Ali used a phone app to register the charges with the Minnesota state government while staying in an $800-a-night hotel in Nairobi. She pleaded guilty in March to wire fraud charges and is serving time in federal prison. But the scam goes well beyond Ali. Although the total loss of the state’s $248 million child care program has yet to be determined, we are obviously dealing with a serious case of deception. But the real damage, harder to measure, will likely be to Minnesota’s high trust values, where newcomers can so easily deceive natives.
If Fozia Ali were not a criminal defrauding the taxpayers of Minnesota and the United States, she would almost have to be given credit for her audacity – reporting fraudulent charges while on vacation in Kenya, among other things.

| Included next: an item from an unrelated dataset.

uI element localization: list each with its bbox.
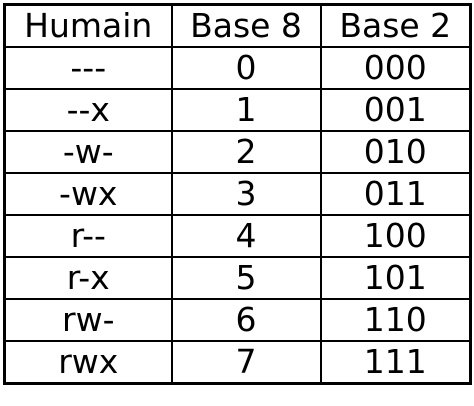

The scope and scale of this situation are becoming more evident and more worrying every day. It seems this has been going on for at least ten years. Billions of taxpayer dollars have been defrauded. How many millions, if not billions, were left in suitcases to end up in Somalia? And who were these dollars given to?
When you import the third world, you import third world behaviors. Nowhere is this more evident than in Minneapolis, right now.